Firstly, many people don’t have a terribly good grasp of their own condition and may even be self-diagnosed, such that when they claim to have been cured of X it might well be the case that they never had it to begin with, or it wasn’t as serious as they thought. Secondly, testimonials are selected by the advertiser/pusher of some quack procedure, and represent a few hits in a sea of misses. For instance, one can find volumes of testimonials in a Christian Science reading room. It gives the strong impression that Christian Science works. However, you aren’t being told of the thousands of people who got worse or even died as a direct result of applying Christian Science methods. Suppose I show you my dart board and you see 3 darts in the bulls eye. You might be tempted to think I’m a fair player, at least until I tell you I was throwing darts for 5 hours straight before I got those 3 hits. That’s what testimonials do – they present a lop-sided and carefully selected – sample that is highly misleading. Thirdly, claiming that one got better after using some quack medicine or spiritual procedure demonstrates a correlation in that instance. It doesn’t provide evidence of causation. If every time I have a headache I take 2 aspirin and eat a tube of Smarties can I rightly conclude that Smarties help take away pain? You need proper scientific evidence of the sort that only emerges after lengthy – often expensive – research before you can justifiably claim causation. Fourthly, testimonies are used for marketing purposes and can be edited to make them sound even more persuasive. “My doctor had me on antibiotics and other medicines, but then I tried QUACK X and my improvement was immense!” becomes simply “I tried QUACK X and my improvement was immense!” Or “QUACK X was the only thing that helped me!” sounds convincing because it implies that all other treatments were pursued, but that might not have been the case. Testimonials are a form of marketing, and marketing is rarely straightforwardly honest with us.
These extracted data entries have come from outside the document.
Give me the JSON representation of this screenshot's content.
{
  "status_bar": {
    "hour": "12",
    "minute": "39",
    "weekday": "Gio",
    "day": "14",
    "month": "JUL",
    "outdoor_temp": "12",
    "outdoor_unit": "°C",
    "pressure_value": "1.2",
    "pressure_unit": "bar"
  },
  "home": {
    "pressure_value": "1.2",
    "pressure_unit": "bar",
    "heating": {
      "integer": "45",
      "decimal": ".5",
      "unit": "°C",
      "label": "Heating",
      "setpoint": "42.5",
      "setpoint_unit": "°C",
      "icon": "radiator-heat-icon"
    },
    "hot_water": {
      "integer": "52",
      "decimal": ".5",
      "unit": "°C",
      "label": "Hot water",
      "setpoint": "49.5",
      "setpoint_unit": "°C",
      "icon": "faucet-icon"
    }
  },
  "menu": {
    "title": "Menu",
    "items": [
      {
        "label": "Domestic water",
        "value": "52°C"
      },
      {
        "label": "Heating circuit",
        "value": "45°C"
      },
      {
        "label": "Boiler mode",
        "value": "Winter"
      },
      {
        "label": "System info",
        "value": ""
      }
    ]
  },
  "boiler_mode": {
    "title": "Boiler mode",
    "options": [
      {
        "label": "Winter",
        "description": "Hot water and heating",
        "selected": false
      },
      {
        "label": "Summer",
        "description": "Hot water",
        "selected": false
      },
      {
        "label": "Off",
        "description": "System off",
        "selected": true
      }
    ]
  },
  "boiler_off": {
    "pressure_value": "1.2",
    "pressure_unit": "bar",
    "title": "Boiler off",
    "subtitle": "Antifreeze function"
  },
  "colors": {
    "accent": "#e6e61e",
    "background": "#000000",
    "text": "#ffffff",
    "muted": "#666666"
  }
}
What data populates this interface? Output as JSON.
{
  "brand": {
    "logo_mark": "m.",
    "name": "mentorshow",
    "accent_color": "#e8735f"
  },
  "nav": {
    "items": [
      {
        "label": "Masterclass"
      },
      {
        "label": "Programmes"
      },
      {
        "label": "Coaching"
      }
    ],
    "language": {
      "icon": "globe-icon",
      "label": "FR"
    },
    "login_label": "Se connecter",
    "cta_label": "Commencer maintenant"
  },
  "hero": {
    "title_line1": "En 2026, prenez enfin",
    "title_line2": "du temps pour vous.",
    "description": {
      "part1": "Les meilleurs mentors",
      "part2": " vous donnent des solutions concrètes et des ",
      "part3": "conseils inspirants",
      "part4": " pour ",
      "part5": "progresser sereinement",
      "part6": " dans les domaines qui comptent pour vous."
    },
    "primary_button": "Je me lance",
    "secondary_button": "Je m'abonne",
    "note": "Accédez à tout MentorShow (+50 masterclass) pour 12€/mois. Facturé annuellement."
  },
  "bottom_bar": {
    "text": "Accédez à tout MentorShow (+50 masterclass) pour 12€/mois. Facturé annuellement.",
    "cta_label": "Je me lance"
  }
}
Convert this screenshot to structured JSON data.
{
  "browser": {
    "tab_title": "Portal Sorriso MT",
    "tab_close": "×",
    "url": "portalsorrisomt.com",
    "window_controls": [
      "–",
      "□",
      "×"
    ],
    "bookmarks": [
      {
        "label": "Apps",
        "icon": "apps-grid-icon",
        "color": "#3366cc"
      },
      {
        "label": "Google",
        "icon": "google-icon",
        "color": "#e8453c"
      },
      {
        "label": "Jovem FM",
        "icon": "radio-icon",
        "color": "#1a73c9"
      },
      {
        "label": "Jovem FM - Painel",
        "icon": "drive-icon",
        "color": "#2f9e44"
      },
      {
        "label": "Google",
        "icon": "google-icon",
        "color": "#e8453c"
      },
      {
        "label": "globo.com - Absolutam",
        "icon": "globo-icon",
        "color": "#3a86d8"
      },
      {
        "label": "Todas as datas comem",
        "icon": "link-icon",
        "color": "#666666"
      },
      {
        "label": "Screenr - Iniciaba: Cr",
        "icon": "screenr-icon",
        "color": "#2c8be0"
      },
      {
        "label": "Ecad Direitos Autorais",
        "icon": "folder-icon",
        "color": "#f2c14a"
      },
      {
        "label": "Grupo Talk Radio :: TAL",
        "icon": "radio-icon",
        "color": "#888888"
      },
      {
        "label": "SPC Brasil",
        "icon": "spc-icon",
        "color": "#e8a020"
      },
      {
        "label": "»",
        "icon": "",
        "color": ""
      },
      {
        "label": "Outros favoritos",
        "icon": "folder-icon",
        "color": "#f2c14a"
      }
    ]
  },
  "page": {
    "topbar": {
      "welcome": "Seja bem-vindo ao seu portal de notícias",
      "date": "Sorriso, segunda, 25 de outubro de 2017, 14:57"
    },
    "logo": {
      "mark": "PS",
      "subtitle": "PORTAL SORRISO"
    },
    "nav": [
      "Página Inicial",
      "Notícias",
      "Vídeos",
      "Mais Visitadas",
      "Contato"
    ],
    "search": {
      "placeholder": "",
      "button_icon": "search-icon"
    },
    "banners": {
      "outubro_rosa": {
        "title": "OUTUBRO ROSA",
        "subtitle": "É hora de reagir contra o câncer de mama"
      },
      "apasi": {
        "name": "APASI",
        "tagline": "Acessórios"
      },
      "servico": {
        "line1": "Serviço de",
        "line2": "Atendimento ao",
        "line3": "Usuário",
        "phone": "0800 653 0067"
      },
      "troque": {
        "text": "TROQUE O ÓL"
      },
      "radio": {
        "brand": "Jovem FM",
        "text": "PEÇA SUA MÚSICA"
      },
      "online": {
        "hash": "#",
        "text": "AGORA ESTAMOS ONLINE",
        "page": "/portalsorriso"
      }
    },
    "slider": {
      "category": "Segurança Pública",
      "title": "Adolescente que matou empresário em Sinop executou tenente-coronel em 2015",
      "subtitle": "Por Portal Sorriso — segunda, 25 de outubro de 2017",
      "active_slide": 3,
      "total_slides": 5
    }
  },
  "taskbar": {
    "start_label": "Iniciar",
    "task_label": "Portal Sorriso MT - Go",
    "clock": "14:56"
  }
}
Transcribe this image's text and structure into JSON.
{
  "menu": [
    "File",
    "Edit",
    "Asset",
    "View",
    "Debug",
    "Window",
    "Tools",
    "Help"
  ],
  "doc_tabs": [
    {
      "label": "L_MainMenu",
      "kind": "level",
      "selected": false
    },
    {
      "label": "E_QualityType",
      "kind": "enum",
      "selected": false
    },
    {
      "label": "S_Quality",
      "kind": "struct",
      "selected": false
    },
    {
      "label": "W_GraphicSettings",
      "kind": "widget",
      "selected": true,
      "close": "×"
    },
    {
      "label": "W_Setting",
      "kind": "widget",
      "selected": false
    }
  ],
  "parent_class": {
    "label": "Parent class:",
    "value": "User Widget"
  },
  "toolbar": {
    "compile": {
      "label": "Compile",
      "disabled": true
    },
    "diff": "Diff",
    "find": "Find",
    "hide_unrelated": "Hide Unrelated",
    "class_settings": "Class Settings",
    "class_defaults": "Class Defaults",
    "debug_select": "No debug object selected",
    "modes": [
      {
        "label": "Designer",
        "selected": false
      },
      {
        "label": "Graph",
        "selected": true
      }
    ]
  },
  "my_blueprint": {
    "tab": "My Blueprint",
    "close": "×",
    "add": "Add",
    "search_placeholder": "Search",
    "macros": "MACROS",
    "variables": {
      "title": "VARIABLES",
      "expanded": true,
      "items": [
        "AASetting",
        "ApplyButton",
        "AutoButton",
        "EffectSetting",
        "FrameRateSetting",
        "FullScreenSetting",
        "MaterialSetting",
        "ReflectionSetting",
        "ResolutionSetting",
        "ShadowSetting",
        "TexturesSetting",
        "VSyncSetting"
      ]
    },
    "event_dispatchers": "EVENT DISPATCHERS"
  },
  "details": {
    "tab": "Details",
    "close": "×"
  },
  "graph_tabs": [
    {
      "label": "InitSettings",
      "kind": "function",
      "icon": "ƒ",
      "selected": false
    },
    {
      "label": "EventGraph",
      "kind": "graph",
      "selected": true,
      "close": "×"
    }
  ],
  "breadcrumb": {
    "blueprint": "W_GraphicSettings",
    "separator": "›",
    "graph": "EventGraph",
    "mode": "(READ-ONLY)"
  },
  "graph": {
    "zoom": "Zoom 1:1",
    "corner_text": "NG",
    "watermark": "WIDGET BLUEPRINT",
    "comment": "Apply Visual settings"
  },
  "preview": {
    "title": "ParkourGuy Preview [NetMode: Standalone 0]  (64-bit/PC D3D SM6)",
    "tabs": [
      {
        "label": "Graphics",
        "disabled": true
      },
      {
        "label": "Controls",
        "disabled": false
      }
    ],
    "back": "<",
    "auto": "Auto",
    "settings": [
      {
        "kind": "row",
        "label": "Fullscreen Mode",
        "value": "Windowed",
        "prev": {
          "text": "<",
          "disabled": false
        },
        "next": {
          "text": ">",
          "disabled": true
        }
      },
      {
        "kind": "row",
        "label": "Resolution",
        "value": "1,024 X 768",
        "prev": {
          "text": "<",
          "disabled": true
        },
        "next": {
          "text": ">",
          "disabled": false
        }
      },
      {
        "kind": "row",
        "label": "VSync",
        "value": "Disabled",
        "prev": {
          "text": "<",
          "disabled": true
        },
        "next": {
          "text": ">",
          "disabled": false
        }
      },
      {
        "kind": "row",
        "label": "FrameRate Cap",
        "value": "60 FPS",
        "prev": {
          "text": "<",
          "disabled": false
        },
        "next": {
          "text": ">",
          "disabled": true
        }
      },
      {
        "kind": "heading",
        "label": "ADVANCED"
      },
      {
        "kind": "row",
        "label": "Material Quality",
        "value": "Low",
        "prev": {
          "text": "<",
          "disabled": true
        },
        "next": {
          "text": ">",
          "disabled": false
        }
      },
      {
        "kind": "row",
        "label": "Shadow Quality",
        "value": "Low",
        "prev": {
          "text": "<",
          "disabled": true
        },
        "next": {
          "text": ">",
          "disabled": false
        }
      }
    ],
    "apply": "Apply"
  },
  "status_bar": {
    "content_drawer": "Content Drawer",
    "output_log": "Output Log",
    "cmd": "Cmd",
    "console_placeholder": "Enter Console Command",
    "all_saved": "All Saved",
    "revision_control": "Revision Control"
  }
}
Furthermore, the nature of sickness helps the quacks sound more plausible and can provide them with testimonies of cures or improvements where none are present. The trick is to understand that every illness or health condition has a natural variability. With most illnesses or conditions there are times when you feel better, or at least less rotten, and it is during these times that a quack healer will claim that his prescriptions are working. Many people will seek out alternative therapies or spiritual healers when regular treatments don’t seem to be helping. If the person begins using the therapy at a stage when the symptoms are receding then the alternative therapy looks efficacious. If the condition doesn’t improve the quack healer can claim that the patient is fortunate to have started the treatment when he did or he would be in a much worse position.  Should the patient get worse then the quack healer can claim he needs to redouble his efforts. If the patient dies then sadly he started treatment too late and everyone should take note and not make the same mistake! The pushers of quack cures – whether medicines or spiritual procedures – are in a win-win situation; if they are crafty enough they can always avoid being proved wrong, and no matter what the outcome the quack healer can have himself a testimony.

In order not to be mislead it is crucial to bear in mind how flimsy testimonials are as evidence. In fact, as Terence Hines, the author of Pseudoscience and the Paranormal, reminds us: “It is safe to say that if testimonials play a major part in the “come on” for a cure or therapy, the cure or therapy is almost certainly worthless. If the promoters of the therapy had actual evidence for its effectiveness, they would cite it and not have to rely on testimonials.”